From a regulatory and policy perspective, Eskom CEO Andre de Ruyter deemed it prudent that government create policy alignment and complementarity between four major policy streams – energy, fiscal, industrial and environmental.

De Ruyter told Engineering News in an interview ahead of a webinar hosted by Creamer Media on February 2, that if South Africa had a more integrated policy approach, stakeholders would be better able to attract investors for projects. That would, in turn, encourage increased local manufacturing and create more jobs.

He said integrated policies would help to address energy security challenges, as well as pave the way for an open electricity market.

“With smart policies, we can also drive additional local content manufacturing, and have a targeted, strategic approach to it, instead of a brute force percentage requirement for project developers,” he explained, adding that government would do well to focus its efforts on giving certainty of demand for longer periods, as well as supporting supply chain development.

For example, De Ruyter highlighted how demand for electric vehicles was not growing at the pace that it could in South Africa, owing to high import duties, which impacted on investment.
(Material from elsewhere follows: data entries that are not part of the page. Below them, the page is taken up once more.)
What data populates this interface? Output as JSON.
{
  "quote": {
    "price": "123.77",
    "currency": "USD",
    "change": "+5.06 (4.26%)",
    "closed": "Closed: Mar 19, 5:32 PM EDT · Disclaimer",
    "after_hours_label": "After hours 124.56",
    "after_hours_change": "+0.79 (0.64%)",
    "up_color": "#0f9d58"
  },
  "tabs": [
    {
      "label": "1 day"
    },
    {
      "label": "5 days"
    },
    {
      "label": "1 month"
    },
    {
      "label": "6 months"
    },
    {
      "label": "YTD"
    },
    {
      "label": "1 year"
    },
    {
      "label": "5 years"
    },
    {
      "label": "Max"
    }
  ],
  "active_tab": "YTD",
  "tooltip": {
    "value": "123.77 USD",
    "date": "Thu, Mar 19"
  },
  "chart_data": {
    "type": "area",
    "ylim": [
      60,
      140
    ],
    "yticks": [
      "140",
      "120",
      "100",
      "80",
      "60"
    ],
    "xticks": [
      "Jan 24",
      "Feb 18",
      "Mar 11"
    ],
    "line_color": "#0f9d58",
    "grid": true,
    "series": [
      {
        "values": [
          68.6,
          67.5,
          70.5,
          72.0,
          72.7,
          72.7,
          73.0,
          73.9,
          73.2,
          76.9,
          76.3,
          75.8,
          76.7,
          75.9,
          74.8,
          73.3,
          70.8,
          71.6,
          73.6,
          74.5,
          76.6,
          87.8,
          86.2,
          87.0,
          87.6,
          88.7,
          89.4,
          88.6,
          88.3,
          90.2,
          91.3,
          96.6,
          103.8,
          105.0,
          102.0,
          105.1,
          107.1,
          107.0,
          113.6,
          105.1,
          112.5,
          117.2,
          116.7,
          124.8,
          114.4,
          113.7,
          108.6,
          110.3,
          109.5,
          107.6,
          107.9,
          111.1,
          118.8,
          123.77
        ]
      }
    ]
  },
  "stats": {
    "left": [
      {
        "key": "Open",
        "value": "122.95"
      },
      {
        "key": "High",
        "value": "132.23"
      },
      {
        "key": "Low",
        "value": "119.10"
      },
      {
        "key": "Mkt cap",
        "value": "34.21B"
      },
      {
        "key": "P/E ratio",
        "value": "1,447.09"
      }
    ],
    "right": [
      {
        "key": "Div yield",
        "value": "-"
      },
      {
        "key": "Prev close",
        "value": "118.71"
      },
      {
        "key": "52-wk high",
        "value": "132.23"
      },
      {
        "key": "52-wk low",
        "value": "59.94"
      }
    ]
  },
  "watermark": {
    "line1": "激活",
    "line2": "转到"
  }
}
However, by allowing demand to grow and initially being satisfied by imports, it would, over time, result in a response from the manufacturing industry and drive higher local content.  

Meanwhile, global consultancy EY-Parthenon executive director Paul O’Flaherty, who was the facilitator of Creamer Media’s webinar, titled ‘Advancing the Just Transition’, mentioned that South Africa had 18 000 MW of shovel-ready projects, just waiting for investment.

He asked the webinar participants – mining company Impala Platinum sustainable developments executive Tsakani Mthombeni and energy developer Mainstream Renewable Power Africa GM Hein Reyneke – what would attract more investment in the energy sector.

Mthombeni suggested a “one-stop-shop” entity that the mining industry, for one, could approach to conduct the necessary processes and administration to facilitate power projects, or officiate and effect wheeling agreements.

He pointed out that companies eager to build power projects or enter into wheeling agreements often had to visit multiple government offices as part of the process, which was onerous, confusing and costly.

In particular, he said, wheeling through the grid must be simplified.

Mthombeni also mentioned that the cost of energy storage technology and prevailing high electricity tariffs – and uncertainty about further increases – were also major factors for mining companies considering building renewable energy generation projects.

Electricity accounts for about 40% of a mining and processing operation’s input costs, and if the South African government delays addressing the issue, it could risk mining companies diverting their processing capabilities elsewhere, he noted.

Further, Mthombeni believed the unbundling of Eskom into three legal entities was a step in the right direction, as it would provide a more streamlined approach to administration and processes around transmission.

“Mining companies are willing and able to enter into power network partnerships, but it remains unclear whether it is possible and if the grid can come on board.”

He noted that about 5 GW of capacity could be added to the grid by mining companies alone.

Reyneke, in turn, mentioned the challenge the renewable industry had with local content and government’s changing requirements around it. Traditionally, it has been percentage-based.

For example, the local content requirement was 45% for solar projects and 40% for wind projects in Bid Window 5 of the Renewable Energy Independent Power Producer Procurement Programme; however, Reyneke explained government’s intention to now specify designated local content, meaning that certain items in the value chain need to be procured locally as part of the percentage threshold.

He said this left suppliers with too much power to ask exorbitant prices, and a question as to their ability to deliver the required volumes if a bigger scale of demand came through.

“The industry would prefer a percentage threshold for local procurement, and let the free market decide what can be localised in the best way. If we are to go through a designated local content process, it needs to be coordinated and properly structured with components that will create the most jobs for the lowest cost premium.”

De Ruyter had also called for a relook into procurement processes on multiple occasions, stating that there were often onerous requirements that added little value for public-private partnerships.

Particularly, he noted in an article published on Engineering News in November last year that South Africa’s public procurement rules undercut the utility’s effort to swiftly appoint the competent contractors needed to undertake Eskom’s crucial reliability maintenance recovery programme.

Should the utility wish to deviate from the rules, an application had to be made to the National Treasury, for which the average response time currently exceeded 77 days.

At worst, procurement issues contributed to delays with Eskom’s coal fleet maintenance programmes, and led to load-shedding, and, at best, constrained developers in their ability to realise the much-needed clean energy projects in the country.